The music on +3 feels like Baptiste is listening back to what he was raised on, holding it at a blurred yet sentimental remove. He breaks those influences down and patches them back together into a kind of bricolage, as if he were using the album to interrogate his own tastes—the trip-hop of “Pressure & Light,” the diaristic strain of early internet rap channeled on “Nothing 2 Tell,” the Blood Orange-like etudes of “Swan Song” and “Marseille Miserere.” That sense of musical memory hardens into its own kind of stylistic language, one full of degraded textures and an opacity that he treats as depth.
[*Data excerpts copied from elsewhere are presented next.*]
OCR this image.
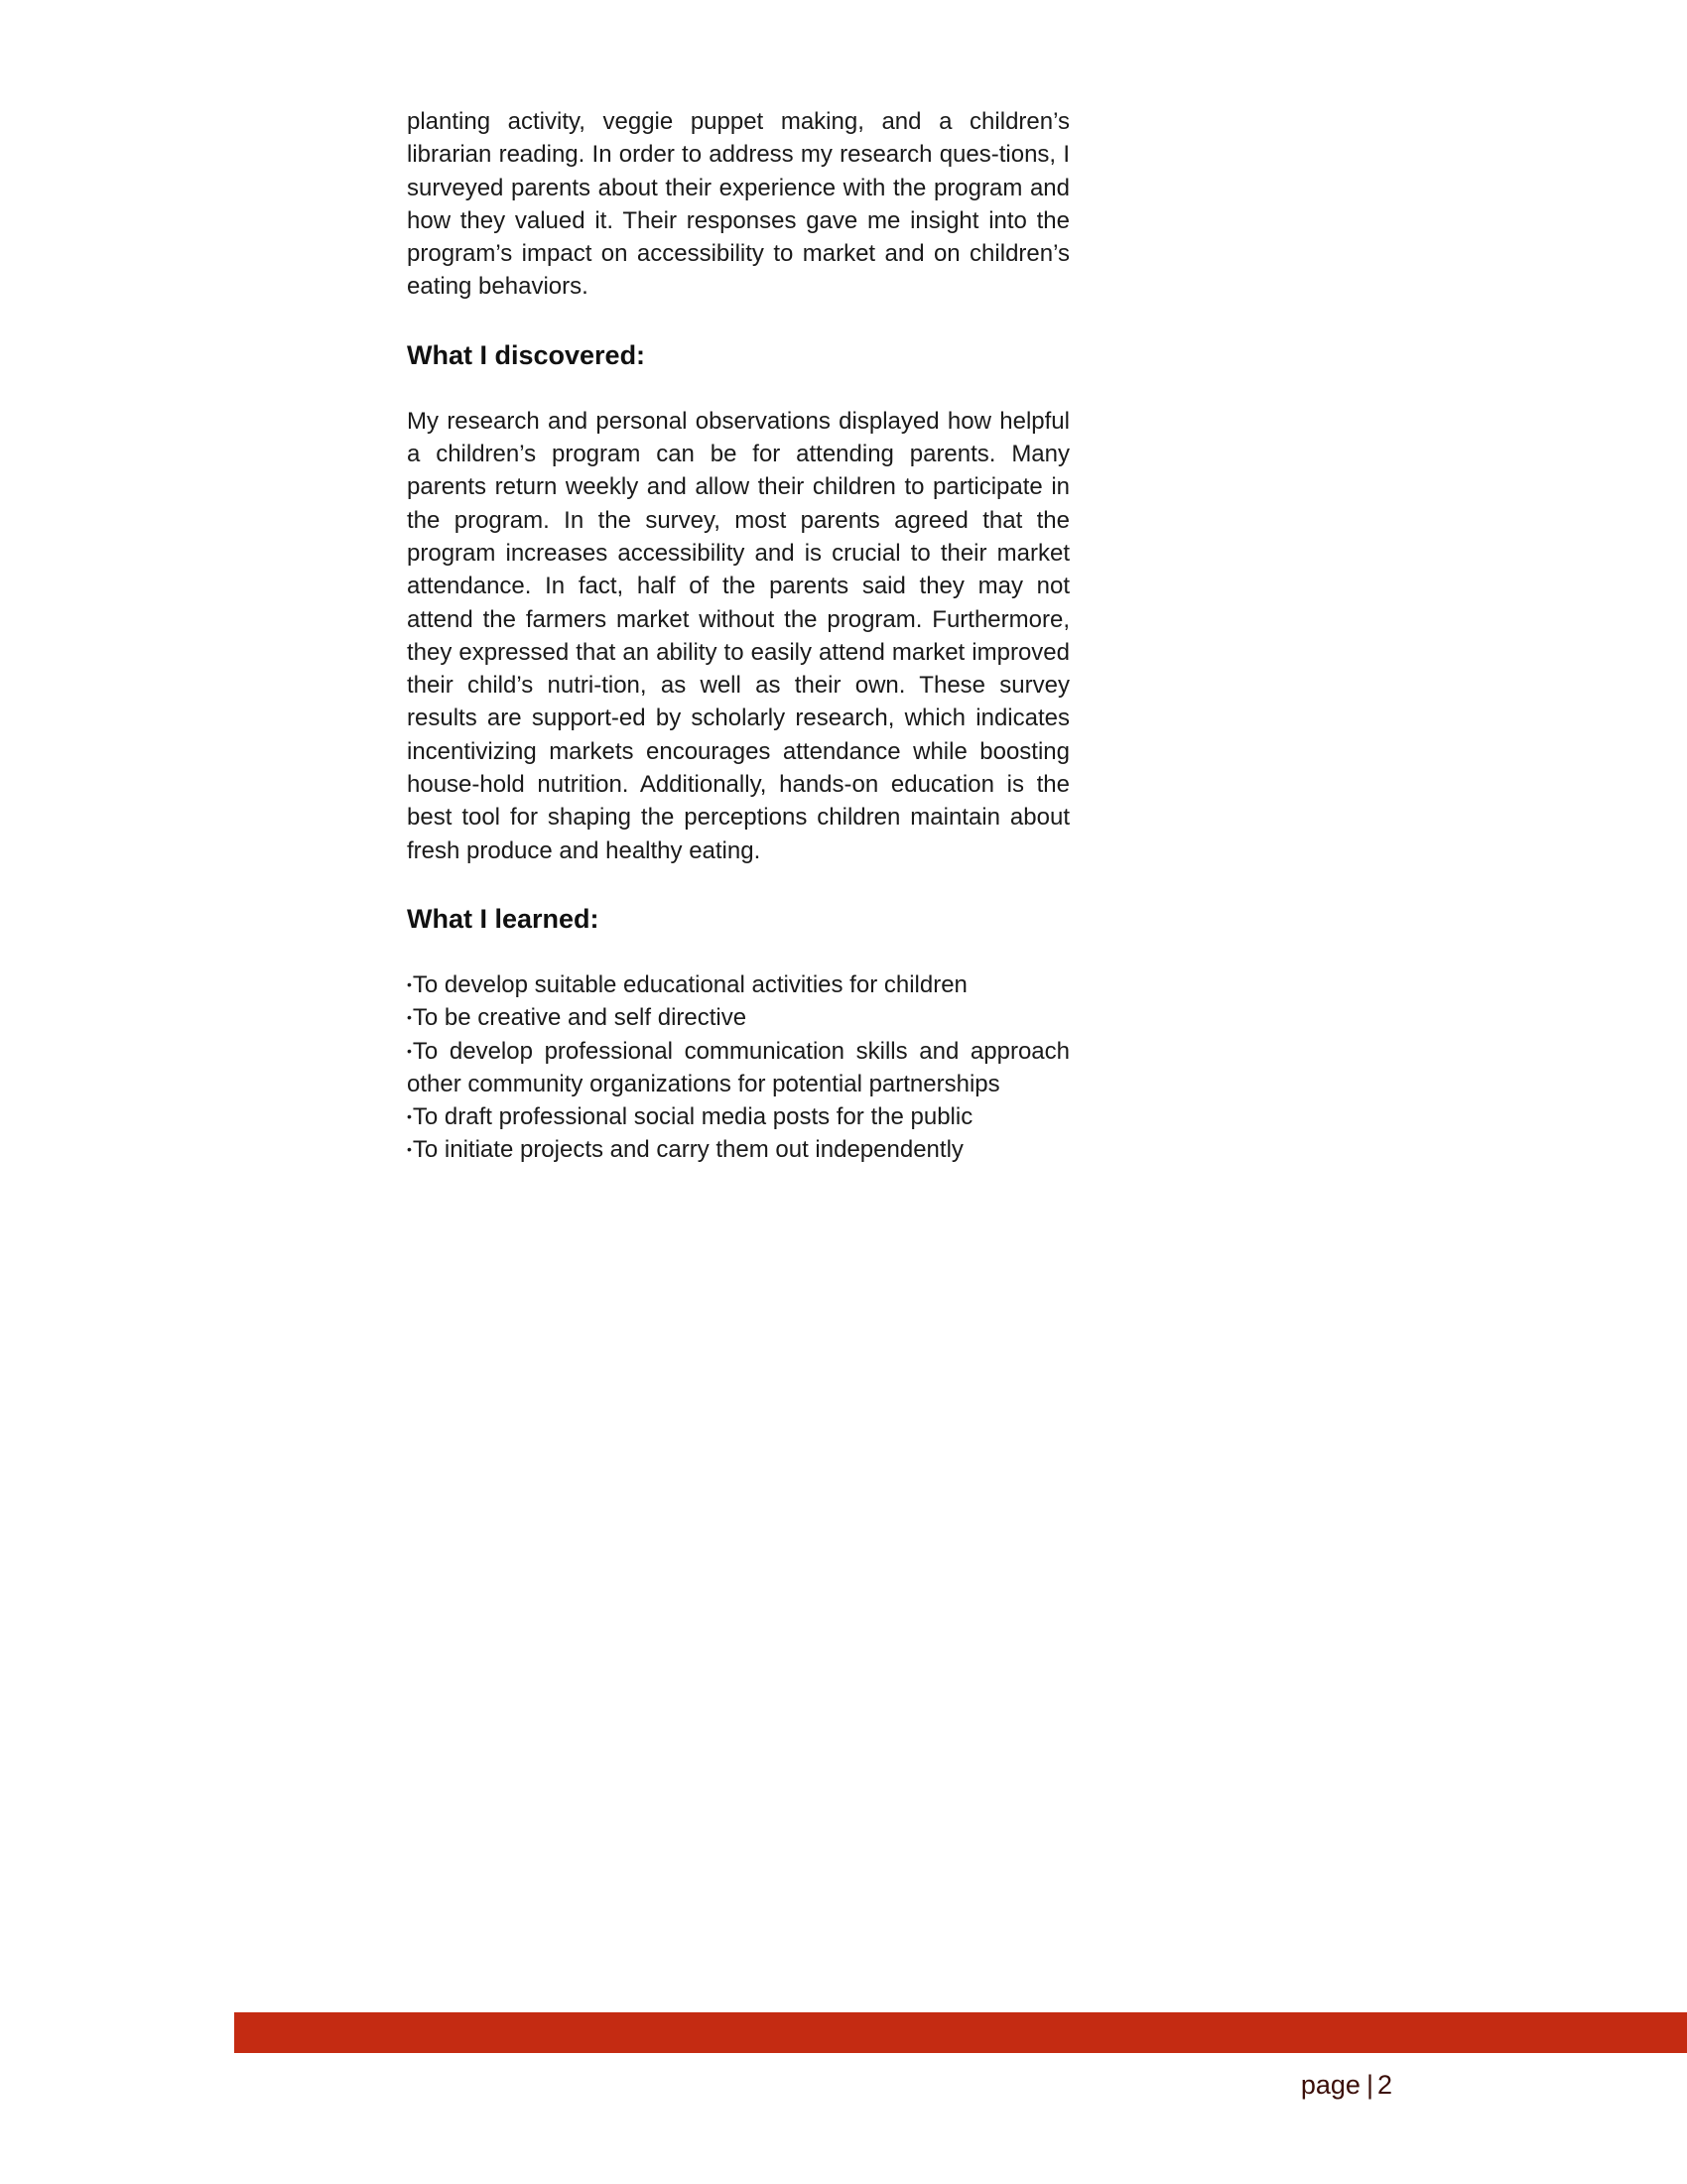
planting activity, veggie puppet making, and a children’s librarian reading. In order to address my research ques-tions, I surveyed parents about their experience with the program and how they valued it. Their responses gave me insight into the program’s impact on accessibility to market and on children’s eating behaviors.

What I discovered:

My research and personal observations displayed how helpful a children’s program can be for attending parents. Many parents return weekly and allow their children to participate in the program. In the survey, most parents agreed that the program increases accessibility and is crucial to their market attendance. In fact, half of the parents said they may not attend the farmers market without the program. Furthermore, they expressed that an ability to easily attend market improved their child’s nutri-tion, as well as their own. These survey results are support-ed by scholarly research, which indicates incentivizing markets encourages attendance while boosting house-hold nutrition. Additionally, hands-on education is the best tool for shaping the perceptions children maintain about fresh produce and healthy eating.

What I learned:
•To develop suitable educational activities for children
•To be creative and self directive
•To develop professional communication skills and approach other community organizations for potential partnerships
•To draft professional social media posts for the public
•To initiate projects and carry them out independently
page | 2
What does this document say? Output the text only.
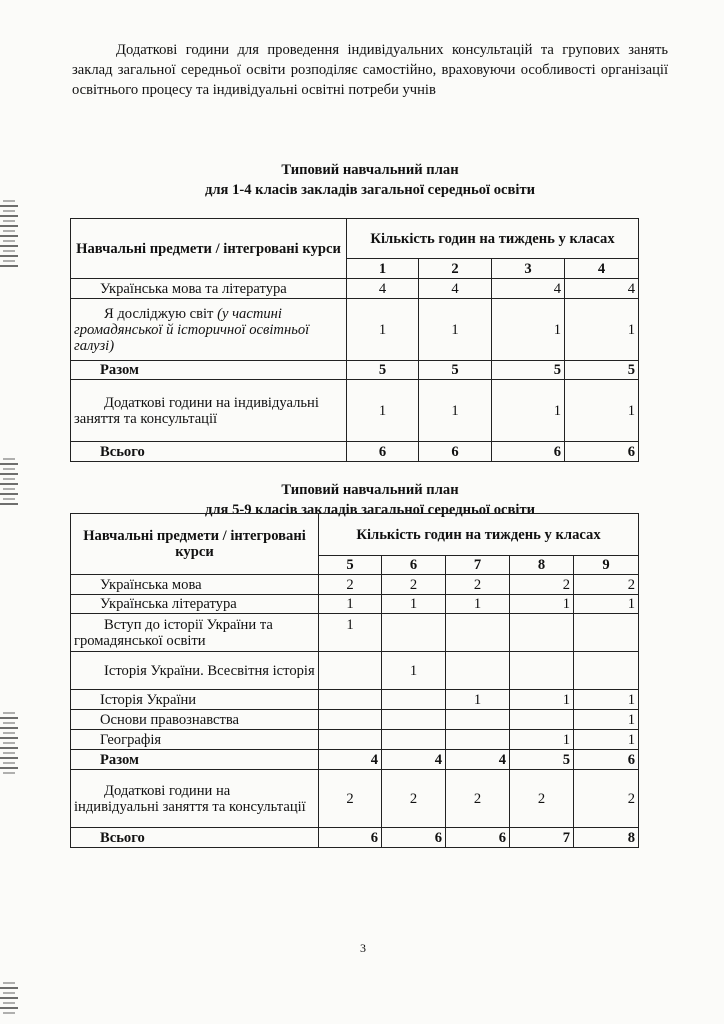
Додаткові години для проведення індивідуальних консультацій та групових занять заклад загальної середньої освіти розподіляє самостійно, враховуючи особливості організації освітнього процесу та індивідуальні освітні потреби учнів

Типовий навчальний план
для 1-4 класів закладів загальної середньої освіти
Навчальні предмети / інтегровані курси	Кількість годин на тиждень у класах			
	1	2	3	4
Українська мова та література	4	4	4	4
Я досліджую світ (у частині громадянської й історичної освітньої галузі)	1	1	1	1
Разом	5	5	5	5
Додаткові години на індивідуальні заняття та консультації	1	1	1	1
Всього	6	6	6	6
Типовий навчальний план
для 5-9 класів закладів загальної середньої освіти
Навчальні предмети / інтегровані курси	Кількість годин на тиждень у класах				
	5	6	7	8	9
Українська мова	2	2	2	2	2
Українська література	1	1	1	1	1
Вступ до історії України та громадянської освіти	1				
Історія України. Всесвітня історія		1			
Історія України			1	1	1
Основи правознавства					1
Географія				1	1
Разом	4	4	4	5	6
Додаткові години на індивідуальні заняття та консультації	2	2	2	2	2
Всього	6	6	6	7	8
3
Depending on the moment, the album can feel either profoundly affecting or frustratingly indistinct. The plainspoken lyrics align with a broader embrace of sincerity, privileging emotional directness over irony. There’s a stylized vulnerability to that shift, a willingness to say things plainly, even awkwardly. But here, that openness can also collapse inward; the writing occasionally bogs down in its own interiority, as on “Fatale,” where the lyrics can scan as first-semester creative-writing coursework: “Precious jewels of blemished glow take my wind out.”
But in its best moments, like the post-classical adagio “By the Wind,” which sounds a bit like looking out the window of a train and not knowing whether it’s yours moving or the one beside it, +3 finds Baptiste arriving at a clearer articulation of his own sensibility. The song opens with a blurry swirl of strings, breaking glass, and the sounds of crashing cars; plucking an acoustic guitar, he repeats a few simple patterns and mutters, “Not everything has a meaning.” Gradually, new elements join in—a crisp drumbeat, an assured guest vocal—and the song blossoms into a surprisingly sturdy shape as Jean-Baptiste finally allows himself a little tasteful mischief.